Ele parou de caminhar imediatamente, observando o fechar dos olhos e o juntar das mãos de Abigail — como em um gesto de prece. Por um instante, o silêncio se intensificou, tão profundo que até a respiração de Fynn soava alta demais. Então, uma onda de calor suave começou a emanar de Abigail, fazendo o ar ao redor tremular. Sua chama desapareceu, substituída por um brilho crescente que envolvia todo o seu corpo.
Lentamente, ela começou a flutuar, seus pés se afastando do chão por alguns centímetros. A luz ao seu redor explodiu em um vermelho incandescente, como um nascer do sol num mundo esquecido. A atmosfera mudou; o lugar parecia agora pulsar com energia, mas também com a tensão latente do que lhes aguardava.
Fynn, com um meio sorriso, surpreso com a cena diante dele, disparou:
— Não esperava por essa, Abigail.
Ela lançou-lhe um olhar confiante, quase travesso.
— Sou genial, não sou? — respondeu, com um tom brincalhão.
— Sim, sim, brilhante como sempre — retrucou Fynn, revirando os olhos com sarcasmo, mas um leve sorriso que escapou denunciava sua admiração.
Conforme avançavam, o brilho emanado por Abigail iluminava o caminho, revelando as marcas de garras mais recentes no chão e paredes. Era evidente que algo enorme e furioso estava ali. A conversa entre os dois se tornou mais focada, carregada com a tensão crescente do ambiente.
— Como você planejou separar os monstros? — perguntou Fynn, mantendo o tom baixo.

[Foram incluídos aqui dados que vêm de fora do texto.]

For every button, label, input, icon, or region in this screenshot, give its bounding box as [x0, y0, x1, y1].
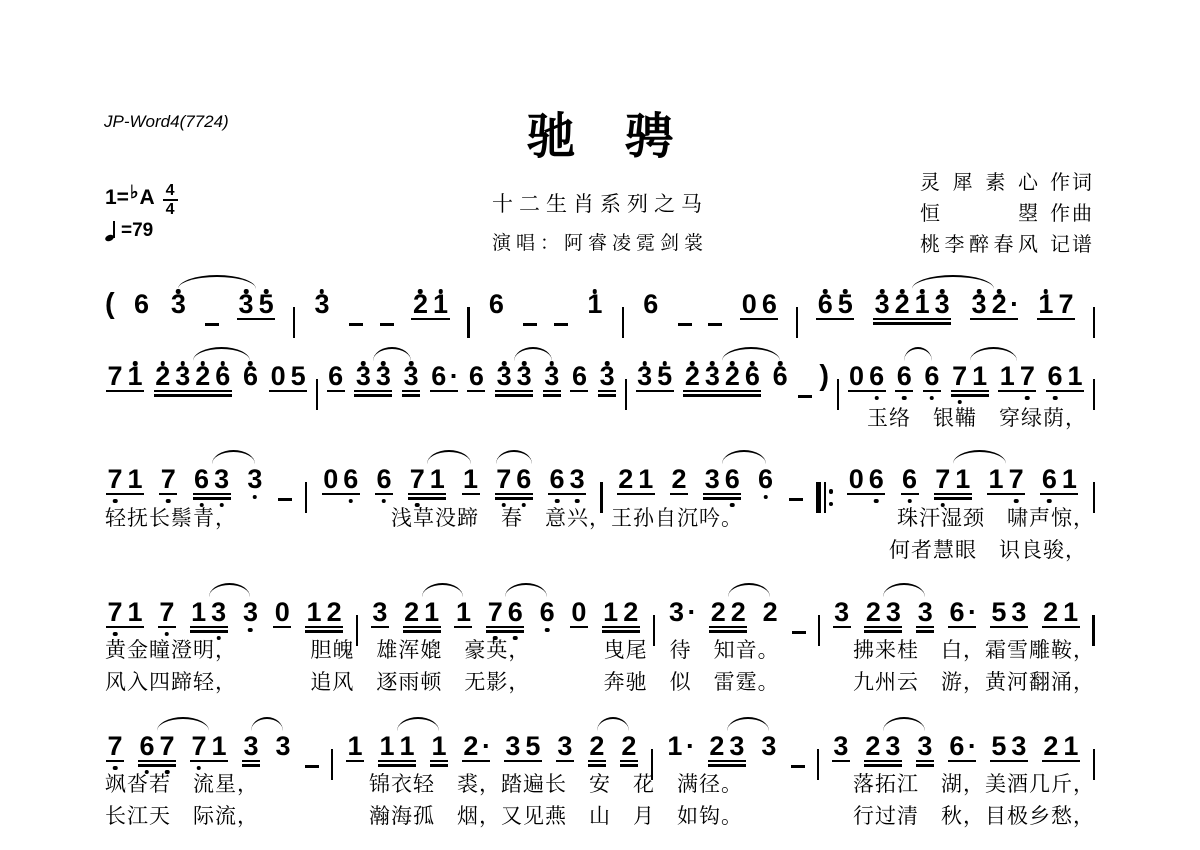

— Prioridades — Abigail respondeu sem hesitar, sua voz carregada de determinação. — Eliminamos o mais resistente primeiro. Sem ele, os outros, em tese, ficam vulneráveis.
— Então estamos na esfera dele? — Fynn perguntou, seus olhos analisando os detalhes ao redor.
Abigail assentiu, ajustando o brilho ao seu redor para diminuir as sombras ameaçadoras que ainda se agarravam às extremidades do corredor.
— Estamos. E a única maneira que pensei para vencê-lo, é partindo a couraça que o protege. Tenho uma magia que deve funcionar, mas precisarei de uma distração para isso.
Fynn concordou com um aceno, seu semblante ficando mais sério.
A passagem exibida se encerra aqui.